Saklanbaç. En güzel oyundu, 3-5 kişilik gruplar halinde mahalleyi turlardık, tişörtler değiştirilip çamlak çömlek patlatılırdı. Koşmaktan nefesimiz kesilir, komşuyla bahçede karşılaşınca durumu izah edene kadar sobelenirdik. Ne güzeldi.
Okul bahçesinde, teneke kutuyu preslemek üzere bahçede oynanan futbol... Tüm öğrenciler tenefüste çeşitli şeyler yaparken ve oyun alanı hınca hınç dolu iken, milletin arasından sıyrılarak teneke kutuya vurmaya çabalamak kadar güzel gelmedi hiçbir zaman gözüme futbol...

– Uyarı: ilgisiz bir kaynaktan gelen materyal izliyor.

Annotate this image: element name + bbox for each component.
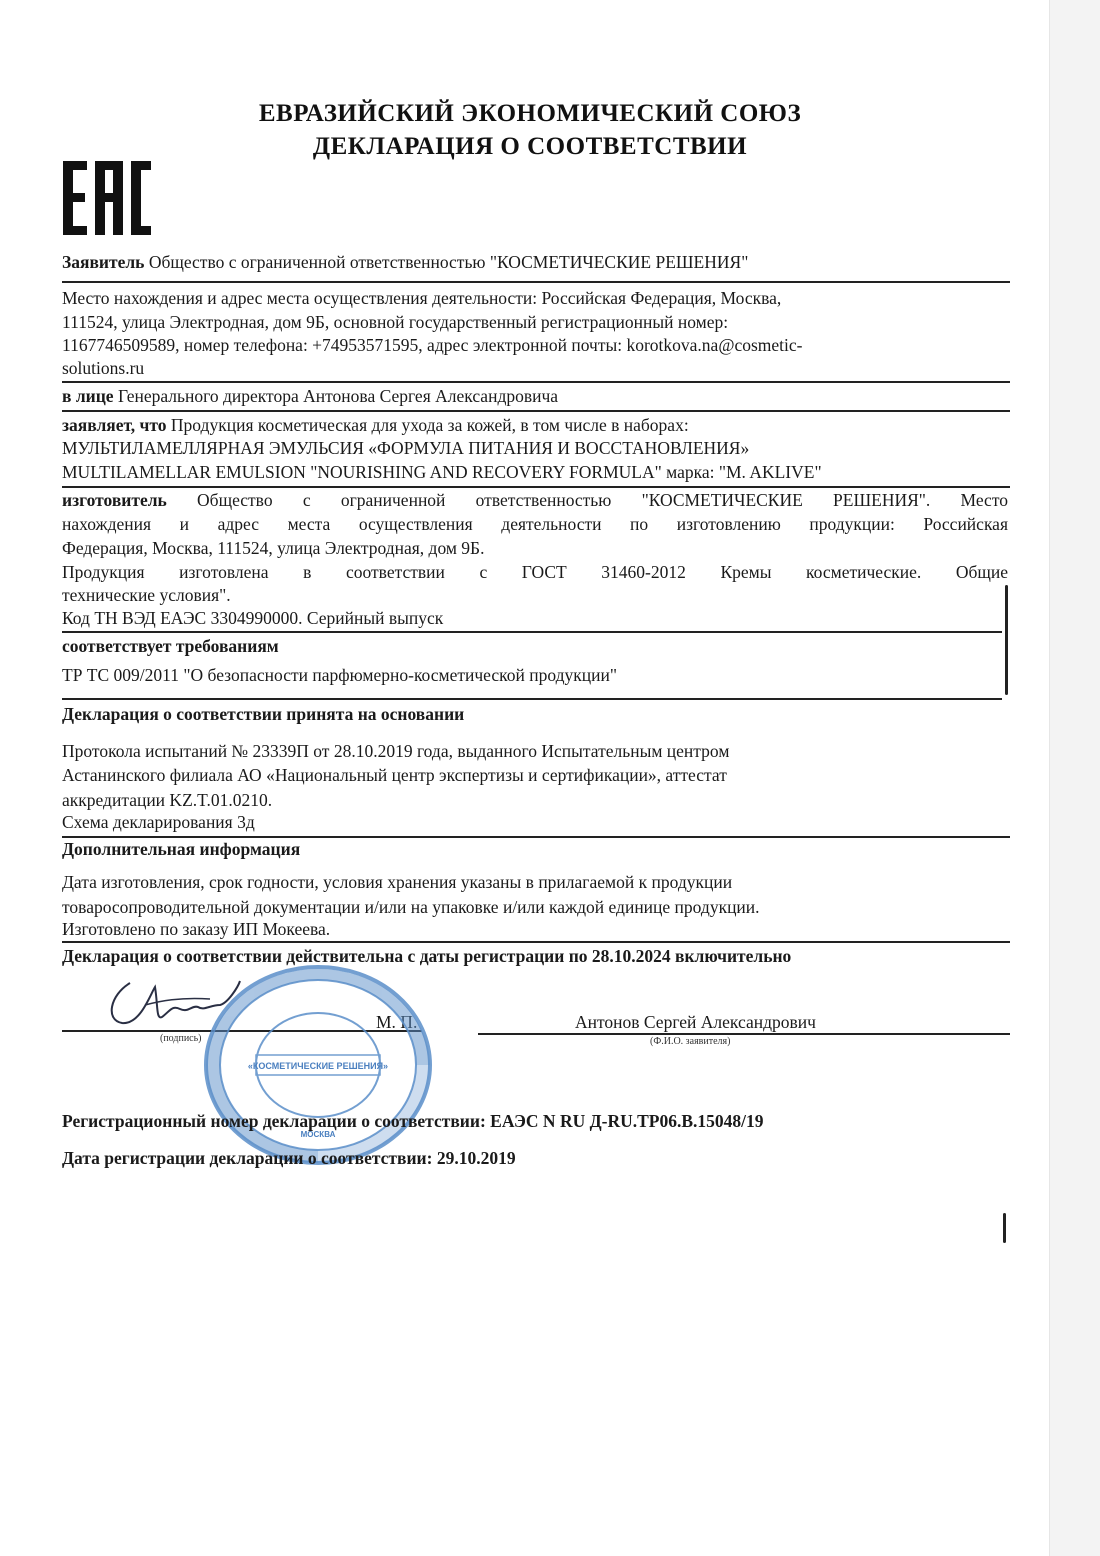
name-caption: (Ф.И.О. заявителя) xyxy=(650,1036,730,1047)
registration-date-row: Дата регистрации декларации о соответств… xyxy=(62,1147,516,1169)
declares-row: заявляет, что Продукция косметическая дл… xyxy=(62,414,689,436)
applicant-value: Общество с ограниченной ответственностью… xyxy=(149,252,749,272)
registration-date-label: Дата регистрации декларации о соответств… xyxy=(62,1148,432,1168)
address-line: 111524, улица Электродная, дом 9Б, основ… xyxy=(62,311,728,333)
address-line: 1167746509589, номер телефона: +74953571… xyxy=(62,334,802,356)
customs-code: Код ТН ВЭД ЕАЭС 3304990000. Серийный вып… xyxy=(62,607,443,629)
applicant-name: Антонов Сергей Александрович xyxy=(575,1011,816,1033)
standard-line: технические условия". xyxy=(62,584,231,606)
scan-mark xyxy=(1005,585,1008,695)
applicant-row: Заявитель Общество с ограниченной ответс… xyxy=(62,251,748,273)
scan-edge xyxy=(1049,0,1100,1556)
additional-heading: Дополнительная информация xyxy=(62,838,300,860)
validity-text: Декларация о соответствии действительна … xyxy=(62,945,791,967)
compliance-heading: соответствует требованиям xyxy=(62,635,279,657)
manufacturer-line: нахождения и адрес места осуществления д… xyxy=(62,513,1008,535)
address-line: Место нахождения и адрес места осуществл… xyxy=(62,287,781,309)
divider xyxy=(62,410,1010,412)
declares-label: заявляет, что xyxy=(62,415,167,435)
representative-value: Генерального директора Антонова Сергея А… xyxy=(118,386,558,406)
basis-line: Астанинского филиала АО «Национальный це… xyxy=(62,764,727,786)
representative-label: в лице xyxy=(62,386,114,406)
svg-text:«КОСМЕТИЧЕСКИЕ РЕШЕНИЯ»: «КОСМЕТИЧЕСКИЕ РЕШЕНИЯ» xyxy=(248,1061,388,1071)
declaration-title: ДЕКЛАРАЦИЯ О СООТВЕТСТВИИ xyxy=(0,133,1060,161)
divider xyxy=(62,381,1010,383)
registration-number: ЕАЭС N RU Д-RU.ТР06.В.15048/19 xyxy=(490,1111,763,1131)
manufacturer-line: Федерация, Москва, 111524, улица Электро… xyxy=(62,537,484,559)
basis-line: аккредитации KZ.T.01.0210. xyxy=(62,789,272,811)
additional-line: товаросопроводительной документации и/ил… xyxy=(62,896,760,918)
standard-line: Продукция изготовлена в соответствии с Г… xyxy=(62,561,1008,583)
union-title: ЕВРАЗИЙСКИЙ ЭКОНОМИЧЕСКИЙ СОЮЗ xyxy=(0,100,1060,128)
applicant-label: Заявитель xyxy=(62,252,144,272)
eac-logo-icon xyxy=(63,161,151,235)
basis-line: Протокола испытаний № 23339П от 28.10.20… xyxy=(62,740,729,762)
product-name-en: MULTILAMELLAR EMULSION "NOURISHING AND R… xyxy=(62,461,822,483)
divider xyxy=(62,281,1010,283)
representative-row: в лице Генерального директора Антонова С… xyxy=(62,385,558,407)
registration-number-label: Регистрационный номер декларации о соотв… xyxy=(62,1111,486,1131)
declares-value: Продукция косметическая для ухода за кож… xyxy=(171,415,689,435)
company-stamp-icon: «КОСМЕТИЧЕСКИЕ РЕШЕНИЯ» МОСКВА xyxy=(198,965,438,1170)
divider xyxy=(62,698,1002,700)
additional-line: Изготовлено по заказу ИП Мокеева. xyxy=(62,918,330,940)
manufacturer-label: изготовитель xyxy=(62,490,167,510)
scan-mark xyxy=(1003,1213,1006,1243)
divider xyxy=(62,486,1010,488)
product-name-ru: МУЛЬТИЛАМЕЛЛЯРНАЯ ЭМУЛЬСИЯ «ФОРМУЛА ПИТА… xyxy=(62,437,749,459)
name-line xyxy=(478,1033,1010,1035)
basis-heading: Декларация о соответствии принята на осн… xyxy=(62,703,464,725)
divider xyxy=(62,941,1010,943)
address-line: solutions.ru xyxy=(62,357,144,379)
additional-line: Дата изготовления, срок годности, услови… xyxy=(62,871,732,893)
registration-date: 29.10.2019 xyxy=(437,1148,516,1168)
manufacturer-line: изготовитель Общество с ограниченной отв… xyxy=(62,489,1008,511)
compliance-value: ТР ТС 009/2011 "О безопасности парфюмерн… xyxy=(62,664,617,686)
divider xyxy=(62,631,1002,633)
basis-line: Схема декларирования 3д xyxy=(62,811,255,833)
registration-number-row: Регистрационный номер декларации о соотв… xyxy=(62,1110,764,1132)
signature-caption: (подпись) xyxy=(160,1033,202,1044)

elektrik borularının içerisine konan mini külah şeklinde yapılmış mermilerin üflenmesiyle oynanan "tüf tüf". ikili üçlü boruların birbirine bantlanmasıyla cephane sayısı arttırılabilmekteydi. Uzak hedefler için boruların uzun tutulması ve güçlü nefes eşliğinde kullanılması öğütlenirdi. Mahalledeki inşaat halindeki apartmana gidilir, takımlar altlı üstlü katlara yerleşirdi. Her takım kendi içerisinde bir iş bölümü yapar, sen sen balkona, merdiven girişi sağlı sollu bizde şeklinde taktikler belirlenir ve herkes pozisyonunu alırdı. ve evet! kokorikoeriko- o- yun- baş- la- mış- tır! Hey gidi günler.